In order to best assure proper diagnosis, extensive sampling may be required. Core biopsies typically are inadequate, and small open biopsies may not be representative of the entire disease process. Wide sampling is generally required. The distinction between fibrous pleuritis and desmoplastic pattern sarcomatous DMM is a critical one because of their markedly different prognoses. Diagnosis should be conservative in order to avoid a false-positive DMM diagnosis with its attendant dismal prognosis.

In summary, chronic fibrous pleuritis occurs from a variety of causes. Clinical history may be helpful. Distinction from desmoplastic pattern sarcomatous DMM is necessary because of their very different prognoses. Immunohistochemistry is of limited usefulness in making that distinction. Wide sampling and conservative diagnosis based on specific diagnostic criteria for the diagnosis of desmoplastic pattern sarcomatous DMM are required.

References:
  1. Butnor KJ. My approach to the diagnosis of mesothelial lesions. J Clin Pathol. 2006;59:564-574.

  2. Cantin R, Al-Jabi M, McCaughey WTE. Desmoplastic diffuse mesothelioma. Am J Surg Pathol. 1982;6:215-222.

  3. Churg AM. Diseases of the Pleura. In: Churg AM, Myers JL, Tazelaar HD, Wright JL, eds. Thurlbeck's Pathology of the Lung, 3rd Ed. New York: Thieme; 2005.

  4. Churg A, Green FHS. Pathology of Occupational Lung Disease, 2nd Ed. New York:Williams & Wilkins;1998.

  5. Hammar SP. Pleural Disease. In: Dail DH, Hammar SP, eds. Pulmonary Pathology, 2nd Ed. New York:Springer-Verlag; pp.1463-1616.
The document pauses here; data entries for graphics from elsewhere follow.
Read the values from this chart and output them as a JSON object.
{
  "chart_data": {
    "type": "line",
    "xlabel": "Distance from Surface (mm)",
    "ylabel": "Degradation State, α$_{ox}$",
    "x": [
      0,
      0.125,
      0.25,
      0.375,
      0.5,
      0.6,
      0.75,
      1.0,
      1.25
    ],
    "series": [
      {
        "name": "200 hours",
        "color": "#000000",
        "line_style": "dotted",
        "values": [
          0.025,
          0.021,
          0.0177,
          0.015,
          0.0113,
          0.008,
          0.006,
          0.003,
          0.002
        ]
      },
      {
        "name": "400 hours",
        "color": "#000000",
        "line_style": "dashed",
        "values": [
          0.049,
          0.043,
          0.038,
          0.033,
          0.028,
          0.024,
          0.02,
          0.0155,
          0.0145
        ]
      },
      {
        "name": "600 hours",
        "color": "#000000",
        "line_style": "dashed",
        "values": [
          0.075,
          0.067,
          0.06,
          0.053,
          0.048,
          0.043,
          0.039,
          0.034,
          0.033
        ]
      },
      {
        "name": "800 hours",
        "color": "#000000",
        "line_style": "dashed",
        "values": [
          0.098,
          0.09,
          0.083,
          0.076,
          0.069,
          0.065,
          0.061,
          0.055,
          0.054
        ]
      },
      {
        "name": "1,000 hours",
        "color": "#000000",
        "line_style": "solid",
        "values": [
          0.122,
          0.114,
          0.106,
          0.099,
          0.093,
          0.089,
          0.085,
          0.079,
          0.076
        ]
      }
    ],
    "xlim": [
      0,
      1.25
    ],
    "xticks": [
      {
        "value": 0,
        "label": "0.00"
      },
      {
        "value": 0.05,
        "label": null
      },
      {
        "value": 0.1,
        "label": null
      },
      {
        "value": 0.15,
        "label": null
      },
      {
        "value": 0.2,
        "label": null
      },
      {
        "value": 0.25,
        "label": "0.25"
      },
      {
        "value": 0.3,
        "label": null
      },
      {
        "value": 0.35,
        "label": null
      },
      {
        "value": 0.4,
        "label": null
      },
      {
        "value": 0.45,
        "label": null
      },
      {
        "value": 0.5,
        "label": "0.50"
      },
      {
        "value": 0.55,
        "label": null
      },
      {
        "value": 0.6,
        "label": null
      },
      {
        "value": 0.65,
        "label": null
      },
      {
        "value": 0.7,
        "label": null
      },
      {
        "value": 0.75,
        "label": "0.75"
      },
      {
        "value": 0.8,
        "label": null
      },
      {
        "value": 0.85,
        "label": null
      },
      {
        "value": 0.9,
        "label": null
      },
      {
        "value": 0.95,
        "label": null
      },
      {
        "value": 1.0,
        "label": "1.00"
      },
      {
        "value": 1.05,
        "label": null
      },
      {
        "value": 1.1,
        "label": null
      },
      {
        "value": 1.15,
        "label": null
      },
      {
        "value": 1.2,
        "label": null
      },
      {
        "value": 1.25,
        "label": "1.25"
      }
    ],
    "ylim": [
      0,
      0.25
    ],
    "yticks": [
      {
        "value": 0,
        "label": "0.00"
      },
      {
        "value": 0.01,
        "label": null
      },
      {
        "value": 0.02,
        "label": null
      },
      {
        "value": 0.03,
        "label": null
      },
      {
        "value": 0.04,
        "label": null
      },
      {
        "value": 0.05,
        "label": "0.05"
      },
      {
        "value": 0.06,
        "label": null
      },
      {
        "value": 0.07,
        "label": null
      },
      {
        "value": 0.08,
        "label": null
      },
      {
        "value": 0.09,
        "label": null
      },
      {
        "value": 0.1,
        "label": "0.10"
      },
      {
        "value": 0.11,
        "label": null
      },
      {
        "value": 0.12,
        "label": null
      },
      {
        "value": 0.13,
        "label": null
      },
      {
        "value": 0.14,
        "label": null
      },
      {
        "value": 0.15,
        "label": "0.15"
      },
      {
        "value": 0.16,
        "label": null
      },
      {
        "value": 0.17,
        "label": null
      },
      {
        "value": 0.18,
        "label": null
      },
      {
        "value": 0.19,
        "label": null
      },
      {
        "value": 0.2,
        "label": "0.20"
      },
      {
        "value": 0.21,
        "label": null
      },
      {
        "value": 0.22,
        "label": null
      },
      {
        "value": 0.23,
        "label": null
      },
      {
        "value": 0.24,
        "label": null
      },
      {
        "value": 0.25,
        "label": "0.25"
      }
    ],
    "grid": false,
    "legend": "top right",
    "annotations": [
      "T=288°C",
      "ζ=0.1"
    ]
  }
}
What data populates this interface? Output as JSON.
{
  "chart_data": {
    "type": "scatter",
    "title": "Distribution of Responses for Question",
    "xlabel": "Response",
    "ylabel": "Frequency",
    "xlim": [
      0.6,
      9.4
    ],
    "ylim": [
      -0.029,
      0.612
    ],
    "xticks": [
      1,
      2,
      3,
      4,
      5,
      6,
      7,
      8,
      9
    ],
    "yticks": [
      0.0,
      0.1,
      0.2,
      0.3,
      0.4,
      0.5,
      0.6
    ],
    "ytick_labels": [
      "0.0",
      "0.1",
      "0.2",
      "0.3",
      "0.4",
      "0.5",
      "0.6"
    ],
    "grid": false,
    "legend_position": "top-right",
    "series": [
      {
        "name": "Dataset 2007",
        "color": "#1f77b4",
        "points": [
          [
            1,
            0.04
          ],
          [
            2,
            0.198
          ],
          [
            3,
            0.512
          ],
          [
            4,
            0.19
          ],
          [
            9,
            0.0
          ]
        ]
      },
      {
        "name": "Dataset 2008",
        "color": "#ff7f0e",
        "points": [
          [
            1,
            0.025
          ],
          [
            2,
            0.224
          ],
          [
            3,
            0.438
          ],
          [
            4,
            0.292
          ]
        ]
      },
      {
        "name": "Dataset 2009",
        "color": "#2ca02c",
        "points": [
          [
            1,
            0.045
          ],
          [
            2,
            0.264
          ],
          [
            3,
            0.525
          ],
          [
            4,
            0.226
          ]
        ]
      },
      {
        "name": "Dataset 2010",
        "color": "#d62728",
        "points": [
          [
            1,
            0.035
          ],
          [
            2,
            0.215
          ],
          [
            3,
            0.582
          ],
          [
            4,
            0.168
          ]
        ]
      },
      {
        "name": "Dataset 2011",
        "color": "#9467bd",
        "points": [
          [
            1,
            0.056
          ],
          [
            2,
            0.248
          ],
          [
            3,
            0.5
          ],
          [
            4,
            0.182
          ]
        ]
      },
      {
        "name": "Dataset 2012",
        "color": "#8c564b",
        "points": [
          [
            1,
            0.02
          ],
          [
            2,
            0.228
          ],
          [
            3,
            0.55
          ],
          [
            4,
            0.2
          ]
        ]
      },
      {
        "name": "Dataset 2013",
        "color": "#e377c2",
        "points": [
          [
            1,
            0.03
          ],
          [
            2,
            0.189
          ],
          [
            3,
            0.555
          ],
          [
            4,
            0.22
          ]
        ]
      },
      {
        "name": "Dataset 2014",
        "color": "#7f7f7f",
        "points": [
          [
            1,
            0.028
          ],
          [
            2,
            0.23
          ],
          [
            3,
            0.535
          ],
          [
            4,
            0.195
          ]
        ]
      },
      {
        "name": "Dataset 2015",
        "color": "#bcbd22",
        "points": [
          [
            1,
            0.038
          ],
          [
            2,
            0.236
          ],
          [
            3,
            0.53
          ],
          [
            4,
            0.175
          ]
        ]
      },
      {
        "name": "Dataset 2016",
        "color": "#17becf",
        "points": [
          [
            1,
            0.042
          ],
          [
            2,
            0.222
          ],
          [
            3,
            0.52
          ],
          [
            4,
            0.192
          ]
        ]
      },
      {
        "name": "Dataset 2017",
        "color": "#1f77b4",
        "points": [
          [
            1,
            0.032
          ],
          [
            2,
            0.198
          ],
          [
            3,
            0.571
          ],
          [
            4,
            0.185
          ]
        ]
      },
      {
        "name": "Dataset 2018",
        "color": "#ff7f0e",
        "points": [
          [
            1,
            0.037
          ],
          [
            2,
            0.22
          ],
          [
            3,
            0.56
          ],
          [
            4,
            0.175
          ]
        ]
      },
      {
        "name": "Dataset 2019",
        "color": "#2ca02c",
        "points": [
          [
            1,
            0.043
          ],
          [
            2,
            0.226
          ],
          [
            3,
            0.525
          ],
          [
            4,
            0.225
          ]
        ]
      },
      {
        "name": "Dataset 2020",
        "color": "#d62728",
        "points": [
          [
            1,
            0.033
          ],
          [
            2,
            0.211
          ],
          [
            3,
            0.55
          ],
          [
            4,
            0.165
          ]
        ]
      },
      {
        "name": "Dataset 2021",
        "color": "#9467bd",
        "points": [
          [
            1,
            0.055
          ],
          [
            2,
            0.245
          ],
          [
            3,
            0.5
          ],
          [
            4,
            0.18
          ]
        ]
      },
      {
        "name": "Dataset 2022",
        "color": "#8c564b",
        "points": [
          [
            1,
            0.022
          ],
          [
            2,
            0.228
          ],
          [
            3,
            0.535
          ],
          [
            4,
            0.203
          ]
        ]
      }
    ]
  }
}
  6. Kannerstein M, Churg J. Desmoplastic diffuse malignant mesothelioma. In: Ferioglio CM, Wolff M, eds. Progress in Surgical Pathology. Vol II. New York:Masson Publishing;1980:19-29.

  7. Machin T, Mashiyama ET, Henderson JAM, et al. Bony metastases in desmoplastic pleural mesothelioma. Thorax. 1988;43:155-156.

  8. Mangano WE, Cagle PT, Churg A, et al. The diagnosis of desmoplastic malignant mesothelioma and its distinction from fibrous pleurisy. Am J Clin Pathol. 1998;110:191-199.

  9. Roggli VL, Sanfillippo F, Shelburne JD. Mesothelioma. In: Roggli VL, Greenberg SD, Pratt PC, eds. Pathology of Asbestos-Associated Diseases. Boston: Little, Brown;1992:109-164.

  10. Stout A. Biological effects of asbestosis. Ann NY Acad Sci. 1965;132:680-682.

  11. Travis WD, Brambilla E, Muller-Hermelink HK, Harris CC, eds. Pathology and Genetics of Tumours of the Lung, Pleura, Thymus and Heart. Lyon, France:IARC Press;2004. World Health Organization
    Classification of Tumours    ; vol. 10.